I was really looking forward to Captain America – so far the majority of the films that are making up the Avengers franchise have been good fun, not necessarily taking themselves seriously but presenting fun stories with a strong casts. The films have all been enjoyable and subtly/neatly linked to the ensemble effort due for release next year. The big trouble I had with Captain America is that the story felt like a disjointed mess which had been crammed between two bookends that were required for the story to link into the upcoming Avengers film.
The story of the film (sorry this might get spoilery) is set in World War 2 with America taking its place in the war effort and young men eager to conscript. The main character is desperate to conscript but has been repeatedly turned away due to health issues (the way the lead actor is digitally made smaller is fantastic but strange at the same time). Naturally this character bumps into a friendly scientist who has a secret formula leading to super strength and the weedy guy is bulked up to become a super soldier. The army fails to see the use of this super solider mainly using him for propaganda until he is performing a show at the front lines and discovers his best mate has been captured, so decides to go and rescue him. It’s at this point the film starts jumping around a bit. With his friend and the rest of the unit rescued Captain America forms a specialise commando unit that go after the bases of a secret weapons developer who became too evil for the Nazis to want to work with (this developer is played to fantastic effect by Hugo Weaving – though was possibly creepier when his mask is left on) – the film then feels the need to show a montage of clips of this developer having several factories destroyed by Captain America and his commandos, but there’s never anything that really explains the effects of the actions that have been taken except making Hugo Weavings character (the Red Skull) angry. It all concludes when they find the final base and it’s your typical fight to the death all leading into the scene that opened the movie.

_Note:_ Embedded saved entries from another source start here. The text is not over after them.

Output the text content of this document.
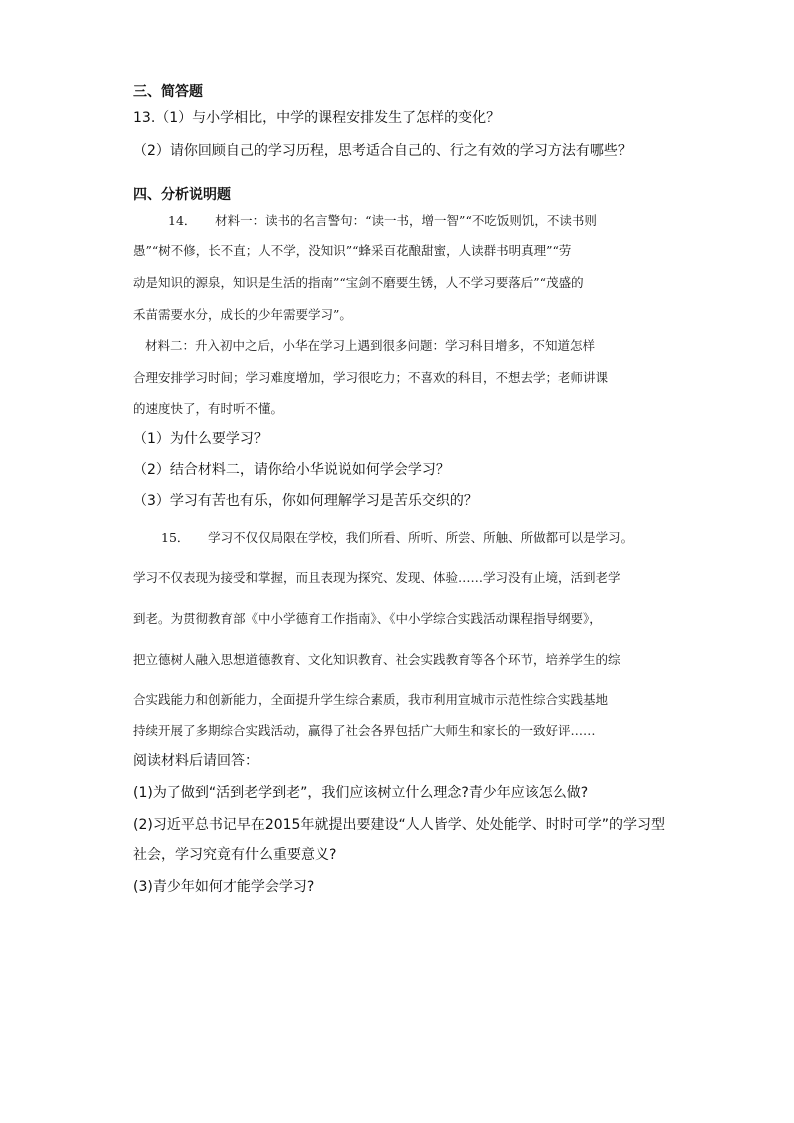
三、简答题
13.（1）与小学相比，中学的课程安排发生了怎样的变化？
（2）请你回顾自己的学习历程，思考适合自己的、行之有效的学习方法有哪些？
四、分析说明题
14．　　材料一：读书的名言警句：“读一书，增一智”“不吃饭则饥，不读书则
愚”“树不修，长不直；人不学，没知识”“蜂采百花酿甜蜜，人读群书明真理”“劳
动是知识的源泉，知识是生活的指南”“宝剑不磨要生锈，人不学习要落后”“茂盛的
禾苗需要水分，成长的少年需要学习”。
材料二：升入初中之后，小华在学习上遇到很多问题：学习科目增多，不知道怎样
合理安排学习时间；学习难度增加，学习很吃力；不喜欢的科目，不想去学；老师讲课
的速度快了，有时听不懂。
（1）为什么要学习？
（2）结合材料二，请你给小华说说如何学会学习？
（3）学习有苦也有乐，你如何理解学习是苦乐交织的？
15．　　学习不仅仅局限在学校，我们所看、所听、所尝、所触、所做都可以是学习。
学习不仅表现为接受和掌握，而且表现为探究、发现、体验……学习没有止境，活到老学
到老。为贯彻教育部《中小学德育工作指南》、《中小学综合实践活动课程指导纲要》，
把立德树人融入思想道德教育、文化知识教育、社会实践教育等各个环节，培养学生的综
合实践能力和创新能力，全面提升学生综合素质，我市利用宣城市示范性综合实践基地
持续开展了多期综合实践活动，赢得了社会各界包括广大师生和家长的一致好评……
阅读材料后请回答：
(1)为了做到“活到老学到老”，我们应该树立什么理念?青少年应该怎么做?
(2)习近平总书记早在2015年就提出要建设“人人皆学、处处能学、时时可学”的学习型
社会，学习究竟有什么重要意义?
(3)青少年如何才能学会学习?
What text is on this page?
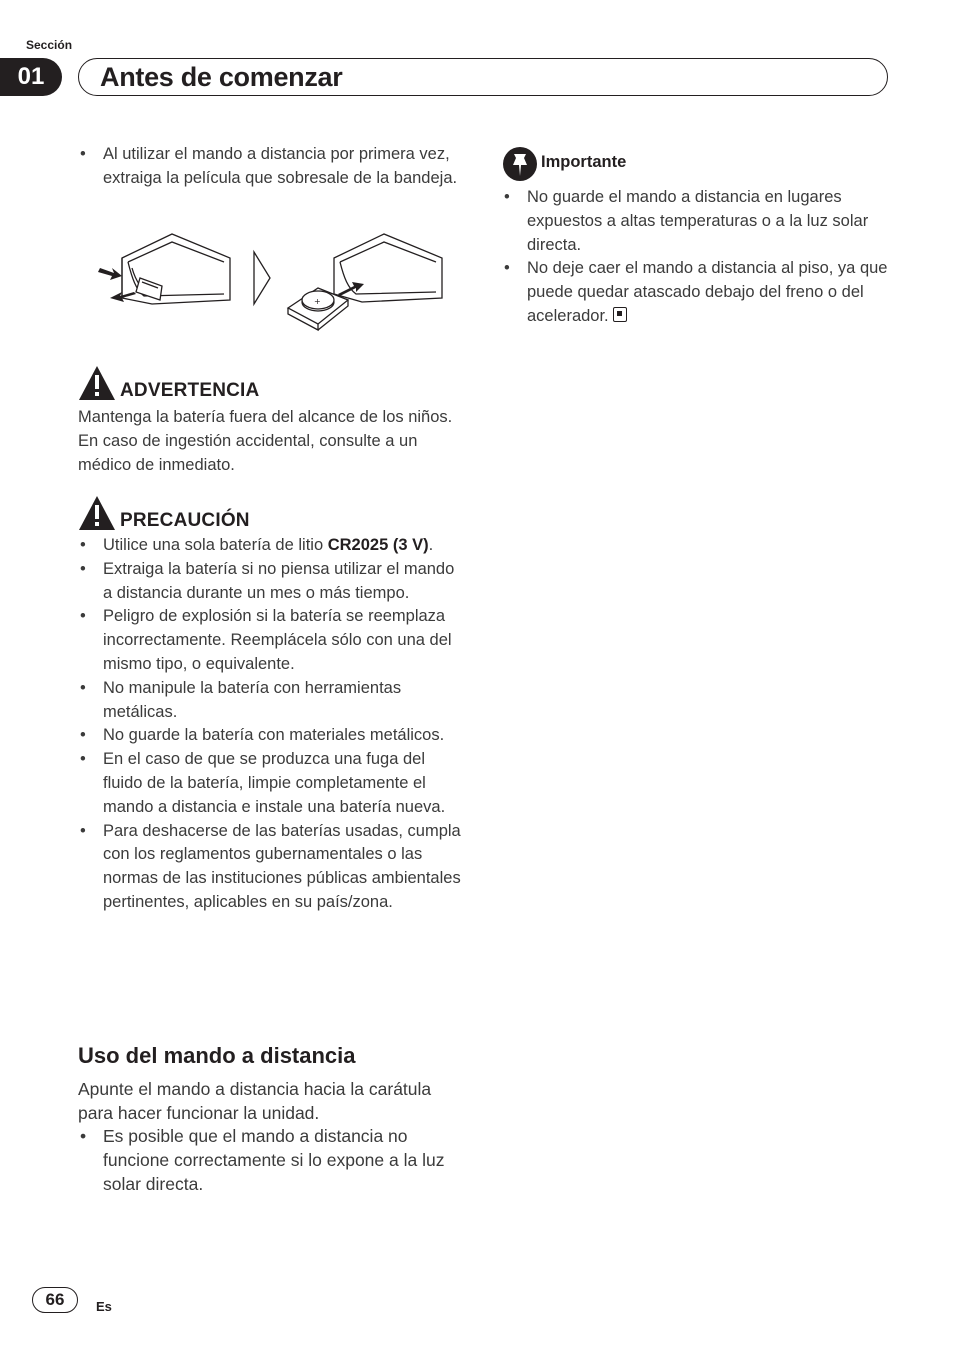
Sección
01	Antes de comenzar
• Al utilizar el mando a distancia por primera vez, extraiga la película que sobresale de la bandeja.
+
ADVERTENCIA
Mantenga la batería fuera del alcance de los niños. En caso de ingestión accidental, consulte a un médico de inmediato.
PRECAUCIÓN
• Utilice una sola batería de litio CR2025 (3 V).
• Extraiga la batería si no piensa utilizar el mando a distancia durante un mes o más tiempo.
• Peligro de explosión si la batería se reemplaza incorrectamente. Reemplácela sólo con una del mismo tipo, o equivalente.
• No manipule la batería con herramientas metálicas.
• No guarde la batería con materiales metálicos.
• En el caso de que se produzca una fuga del fluido de la batería, limpie completamente el mando a distancia e instale una batería nueva.
• Para deshacerse de las baterías usadas, cumpla con los reglamentos gubernamentales o las normas de las instituciones públicas ambientales pertinentes, aplicables en su país/zona.
Uso del mando a distancia
Apunte el mando a distancia hacia la carátula para hacer funcionar la unidad.
• Es posible que el mando a distancia no funcione correctamente si lo expone a la luz solar directa.
Importante
• No guarde el mando a distancia en lugares expuestos a altas temperaturas o a la luz solar directa.
• No deje caer el mando a distancia al piso, ya que puede quedar atascado debajo del freno o del acelerador.
66	Es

The thing is the idea of having this all taking place in World War 2 was a fantastic idea – giving the opportunity to plumb an area rich with opportunities. The trouble I found that was all skimmed over in the effort to push the story to the point where it matched the film coming next year. It’s as though the film makers took this great concept and squandered it to make ends meet. I know in interviews they’ve commented on how it leaves opportunities open for Flashbacks and tales un-told but it also gives the feeling of the film skimming over this and a terribly dis-jointed feeling.
This dis-jointed feeling is a big disappointment – the film looks fantastic and everyone has been well cast, Dominic Cooper playing a great turn as Howard Stark – linking forward to Iron Man and Chris Evans bringing a wonderful level of heart and emotion to his portrayal of Captain America – he’s not just a big guy who punches hard but does convey a wonderful level of emotion and caring through the film. Tommy Lee Jones really owns his scenes as the grizzled army commander – being through the best one liners in the film yet also being an understandable character. Hugo Weaving is also fantastic playing a very creepy character.
I really wanted to enjoy this film, I just found that at points it fell apart to the point where it was only the thinnest thread holding it together. The action was good, the period detailing fantastically pulled together, but at the same time there was just an emptiness to it all that the film couldn’t quite overcome – possibly if there hadn’t been the needed for the closing epilogue it might’ve held together better as a period franchise.
Coincidentally I watched another film by Joe Johnston this weekend – the early 90s Disney film The Rocketeer. Normally I’d try and keep reviews like this separate but given the similarities between the films I feel that they stand to joint scrutiny. Both films are set in World War 2, deal with a hero finding someway of improving his natural abilities through strange science, both films have Nazi’s looking to steal this technology for their own nefarious purposes, and both films have been inspired by/based on comic books. However with The Rocketeer the film doesn’t feel the need to book-end the plot to tie into additional sequels.
Dealing with the adventures of a stunt pilot who finds a stolen jet pack belonging to the inventor Howard Hughes, the film focuses on the story of the main character forced to don the jet pack and use this to save the day in a variety of situations. As the jet pack was stolen there’s also a cast of characters out to try and steal the jet pack back for reasons both good and bad. Once again set around the 2nd World War, the film captures the style of the period nicely and also carries the believable threat of the technology falling into the wrong hands. There’s nice little nods to other events as well – such as an escape from Hughes factory involving a prototype of one the planes he’s famous for, and some fun looks behind the scenes of early Hollywood. The film builds to an ending full of twists and double-bluffs, whilst at the same time allowing the hero to play the hero role and the villain (ably played by Timothy Dalton) to be evil and moustache twirling.
As I said before the film doesn’t feel the need to be book-ended in by a story to setup another film, so flows nicely to the natural conclusion – whilst leaving the story open for further adventures. Johnstone has chosen his cast well – everyone is likeably and you get the impression of them inhabiting their characters well – this is the same over both films.
The biggest thought I had when I finished watching The Rocketeer was that this is the film I wanted Captain America to be. It has the heart, the period feel, the great action sequences and just hung together on a solid story. I hope this universe is re-visited, or some of the greatness of this can be injected into Captain Americas sequels making the films as great as they should be.